In the meantime, in 1892 the Weather Bureau launched a project to investigate the possibility of forecasting thunderstorms using rapid telegraph messages. They tried having local telegraph operators telegraph stations to their east if they were experiencing a thunderstorm with the idea that the stations further east could then warn the local population that the thunderstorm was approaching (we're talking thunderstorm warnings in the 1890s here...which I think is amazing...). They tried it in three regions--the northeast, the upper midwest, and Ohio--and got reports back on the effectiveness. The findings are summarized in Bulletin 9 of the Weather Bureau (which also is digitalized on Google Books, though you have to scroll way down to get to Bulletin 9 toward the end of the document).
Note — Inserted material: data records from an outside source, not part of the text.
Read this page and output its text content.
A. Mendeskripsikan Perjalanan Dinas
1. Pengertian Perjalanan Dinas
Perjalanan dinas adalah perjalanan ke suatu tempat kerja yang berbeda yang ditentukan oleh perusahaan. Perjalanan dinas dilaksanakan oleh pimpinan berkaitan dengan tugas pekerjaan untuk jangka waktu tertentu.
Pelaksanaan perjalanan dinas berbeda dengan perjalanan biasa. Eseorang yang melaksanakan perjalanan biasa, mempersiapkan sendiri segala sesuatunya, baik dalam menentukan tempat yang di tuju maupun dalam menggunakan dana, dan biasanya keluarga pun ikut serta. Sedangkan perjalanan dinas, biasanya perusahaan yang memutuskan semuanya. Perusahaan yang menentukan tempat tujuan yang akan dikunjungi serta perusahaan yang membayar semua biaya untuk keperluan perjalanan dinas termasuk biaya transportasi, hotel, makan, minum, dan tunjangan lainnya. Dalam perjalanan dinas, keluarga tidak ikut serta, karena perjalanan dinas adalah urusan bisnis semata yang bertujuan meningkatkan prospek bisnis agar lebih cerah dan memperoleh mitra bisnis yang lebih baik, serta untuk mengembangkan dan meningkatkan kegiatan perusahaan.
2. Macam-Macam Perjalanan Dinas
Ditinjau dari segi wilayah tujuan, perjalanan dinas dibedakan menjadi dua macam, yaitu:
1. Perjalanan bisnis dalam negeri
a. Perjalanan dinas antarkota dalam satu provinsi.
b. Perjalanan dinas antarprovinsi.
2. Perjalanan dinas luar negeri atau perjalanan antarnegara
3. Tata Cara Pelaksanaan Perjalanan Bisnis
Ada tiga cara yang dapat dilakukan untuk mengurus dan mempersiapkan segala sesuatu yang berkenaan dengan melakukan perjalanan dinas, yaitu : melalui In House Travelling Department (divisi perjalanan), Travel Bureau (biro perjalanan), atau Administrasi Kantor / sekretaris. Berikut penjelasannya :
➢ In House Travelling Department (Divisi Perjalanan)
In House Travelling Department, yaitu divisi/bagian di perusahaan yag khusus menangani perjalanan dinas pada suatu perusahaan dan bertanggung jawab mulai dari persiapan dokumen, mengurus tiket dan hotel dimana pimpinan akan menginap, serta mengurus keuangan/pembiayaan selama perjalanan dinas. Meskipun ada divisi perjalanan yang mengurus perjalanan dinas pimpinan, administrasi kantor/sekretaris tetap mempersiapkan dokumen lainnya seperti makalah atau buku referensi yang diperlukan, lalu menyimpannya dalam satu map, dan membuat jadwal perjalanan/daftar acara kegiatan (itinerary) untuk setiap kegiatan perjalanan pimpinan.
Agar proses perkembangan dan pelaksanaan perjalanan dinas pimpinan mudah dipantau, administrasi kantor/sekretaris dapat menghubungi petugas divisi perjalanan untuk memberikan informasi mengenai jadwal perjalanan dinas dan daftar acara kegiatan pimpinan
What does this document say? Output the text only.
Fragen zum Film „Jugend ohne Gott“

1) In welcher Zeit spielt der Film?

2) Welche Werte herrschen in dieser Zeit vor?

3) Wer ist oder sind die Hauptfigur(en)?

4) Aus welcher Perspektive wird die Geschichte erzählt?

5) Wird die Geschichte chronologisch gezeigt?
While some of the reporters felt that these warnings were not practical and didn't give enough lead time (things we still work on to this day), the results were generally encouraging. (As a side note, it probably helped that they focused on June-July-August across the northeastern quadrant of the country, where linear and quasi-linear MCS storms are the dominant mode of convection. These lines of storms are pretty coherent and can last a long time--even overnight. This makes them a bit easier to predict in this way.) The Weather Bureau seems to have realized after this experiment that it could be useful to include thunderstorm information on their weather maps.
Finally, the US Weather Bureau (which was still issuing daily weather maps) upgraded their map printer from a 'milliograph' stencil-duplicator to a faster and more efficient "chalk-plate" process in 1896 (as described in this interesting paper). All the maps from that time are archived through the NOAA Central Library Data Imaging Project. There is a clear change in the style of the maps on June 15, 1896. Here is the title bar and legend before the change:
I had a lot of fun researching this topic. There's more to come for sure. A lot of the other symbols we use were defined at a later time. For instance, when did the extra "kink" in the thunderstorm symbol get added for "heavy thunderstorm"? And what of all the different symbols for each type of cloud? There's a history there to be sure.